Se había quedado sin habla, no sabía qué decir ni se acordaba de en qué tono solía dirigirse a ella. De una manera absurda, preguntó:
—¿Te has cambiado el color del pelo?
—Unos reflejos rubios nada más. ¿No te gusta? Me lo hizo Conchi, mi amiga peluquera. ¿Te acuerdas de ella? Dijo que me suavizaría las facciones, que me daría más vida. ¡Ya me imaginaba yo que pondrías mala cara! A ti nunca te han gustado los cambios.
¿Era eso verdad, nunca le habían gustado los cambios? Yolanda se dirigía a él como si sólo hubieran estado separados desde la semana pasada.
—No, no, estás muy bien así.
—¿En serio? Si no te gusta puedo quitármelo; seguro que encuentro una peluquería cerca de donde vives.
—No, venga, salgamos de aquí.
Empujaron el carrito portaequipajes hasta el parking y allí cargaron las maletas en el coche. Sentado al volante, le llegó el olor de su novia. Sí, era ella. Se le representaron las tardes en la discoteca y las noches en que follaban en casa de un amigo común.
—Menos mal que no has cambiado de perfume.
—¿Lo notas?
La besó en los labios e inmediatamente tuvo un deseo loco de llegar a su habitación para hacerle el amor. Ella parecía feliz.
—Tus padres te envían muchos besos. También me han dado un paquete para ti. Vino tu hermana el otro día a traérmelo. Estaban emocionados, me repetían todo el rato que me iba al otro lado del mundo. Todos tienen muchas ganas de verte: tu familia, tus amigos. Dicen que igual hacen una locura y se presentan aquí este verano. Ya que tú no apareces por allí... Mis padres también me han dado un montón de recuerdos para ti.
Oía su voz como si estuviera lejos. Lo que le contaba apenas tenía sentido para él. Le hablaba de un ambiente que había dejado atrás y que le costaba reconstruir mentalmente. Sólo quería acostarse con ella.
—¿Hay alguna cena esta noche?
—Sí, lo siento, no sé si te habías hecho la idea de que celebraríamos la Navidad tú y yo solos, pero hay una cena de gala con toda la gente de la colonia y no tenemos más remedio que asistir. Supongo que podremos largarnos pronto.
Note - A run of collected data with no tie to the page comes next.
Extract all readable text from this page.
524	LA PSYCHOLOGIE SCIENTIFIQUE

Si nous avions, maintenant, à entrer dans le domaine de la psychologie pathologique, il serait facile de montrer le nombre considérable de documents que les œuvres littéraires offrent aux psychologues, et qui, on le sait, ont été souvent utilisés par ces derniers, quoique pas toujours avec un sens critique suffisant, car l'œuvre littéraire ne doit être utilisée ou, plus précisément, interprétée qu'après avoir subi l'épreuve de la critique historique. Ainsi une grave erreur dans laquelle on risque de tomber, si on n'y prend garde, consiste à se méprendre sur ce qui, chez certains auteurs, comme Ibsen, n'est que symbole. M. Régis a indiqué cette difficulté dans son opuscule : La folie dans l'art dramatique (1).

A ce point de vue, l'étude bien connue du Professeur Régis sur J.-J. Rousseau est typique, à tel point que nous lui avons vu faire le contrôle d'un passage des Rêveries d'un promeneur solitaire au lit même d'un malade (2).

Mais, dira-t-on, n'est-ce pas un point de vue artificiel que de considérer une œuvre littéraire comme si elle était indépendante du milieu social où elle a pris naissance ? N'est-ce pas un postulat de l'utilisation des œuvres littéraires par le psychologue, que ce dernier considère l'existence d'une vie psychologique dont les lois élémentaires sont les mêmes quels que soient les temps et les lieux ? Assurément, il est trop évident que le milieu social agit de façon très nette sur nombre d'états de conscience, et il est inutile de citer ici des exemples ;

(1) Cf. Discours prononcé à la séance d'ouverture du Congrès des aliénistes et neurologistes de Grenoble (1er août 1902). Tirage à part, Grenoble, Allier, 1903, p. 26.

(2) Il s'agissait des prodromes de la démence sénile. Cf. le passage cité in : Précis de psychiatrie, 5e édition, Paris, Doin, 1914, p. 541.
—Pero ¿qué dices?, ¡si me hace mucha ilusión! Como ya me imaginé que habría alguna fiesta me compré un vestido precioso. Ya verás, luego te lo enseño. Tengo ganas de conocer a todo el mundo y de ver el sitio donde vives.
—No esperes gran cosa. Como soy soltero, no tengo una casa, sino sólo un despacho y una habitación. Es muy grande pero no tiene lujos.
—Pues en las fotos que me mandaste, el sitio se veía muy elegante.
—Debía de ser el club. Las casas de los ingenieros también son bonitas. Lo demás es sencillo, aunque está bien.
Afortunadamente no encontraron a nadie cuando aparcó el coche. La oficina y la habitación eran contiguas, de modo que se las enseñó las dos: su mesa de despacho, los libros de lectura, entre los que el autor Noah Gordon ocupaba un puesto principal... Yolanda dejó sus maletas junto a la cama y miró hacia todos los rincones. Abrió la ventana.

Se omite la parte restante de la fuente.